The ONS produce the postcode lookup products used in this product, but there are specific license and attribution terms. Please see [the ONS licenses page](https://www.ons.gov.uk/methodology/geography/licences) for more info.
> Our postcode products (derived from Code-Point® Open) are subject to the Open Government Licence.
>
> If you also use the Northern Ireland data (postcodes starting with “BT”), you need a separate licence for commercial use direct from Land and Property Services. We only issue a Northern Ireland End User Licence(for internal business use only) with the data. To download a copy, go to the “Download” section of this page. Use of the Northern Ireland data contained within the ONS postcode products constitutes acceptance of the Northern Ireland licensing terms and conditions.

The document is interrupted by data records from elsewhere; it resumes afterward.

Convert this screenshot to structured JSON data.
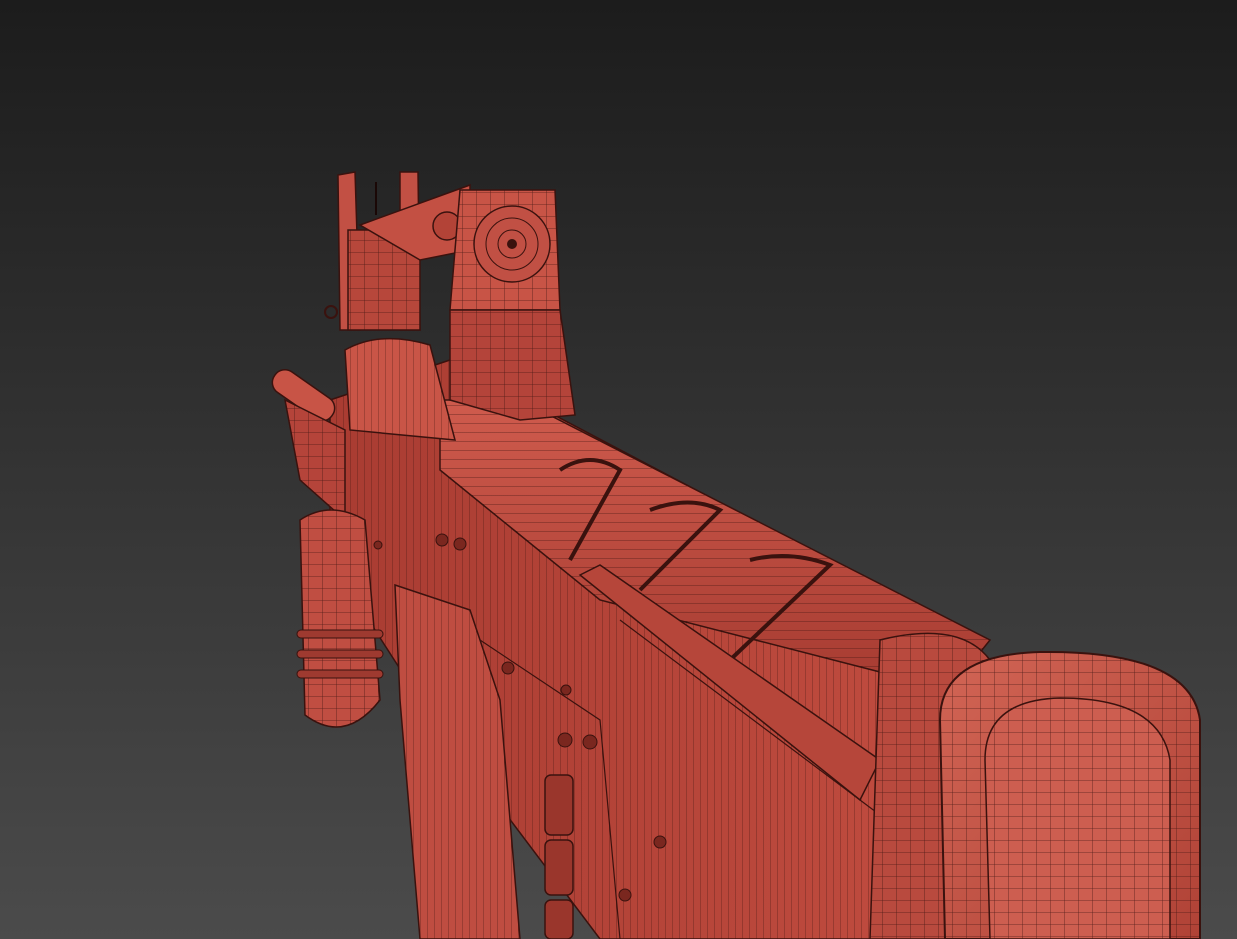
{
  "scene": {
    "description_visible_text": "",
    "colors": {
      "background_top": "#1e1e1e",
      "background_bottom": "#4a4a4a",
      "model_base": "#b8453a",
      "model_light": "#cf5a4c",
      "model_dark": "#8a2f27",
      "wire": "#3a120e"
    },
    "render_style": "wireframe-on-shaded"
  }
}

The following attribution statements should be used but do always check the original licence pages for the data.
- Contains OS data © Crown copyright and database right 2023
- Contains Royal Mail data © Royal Mail copyright and database right 2023
- Source: Office for National Statistics licensed under the Open Government Licence v.3.0
Particularly with regard to Northern Ireland data, if you do not have a commercial licence you can remove the NI file.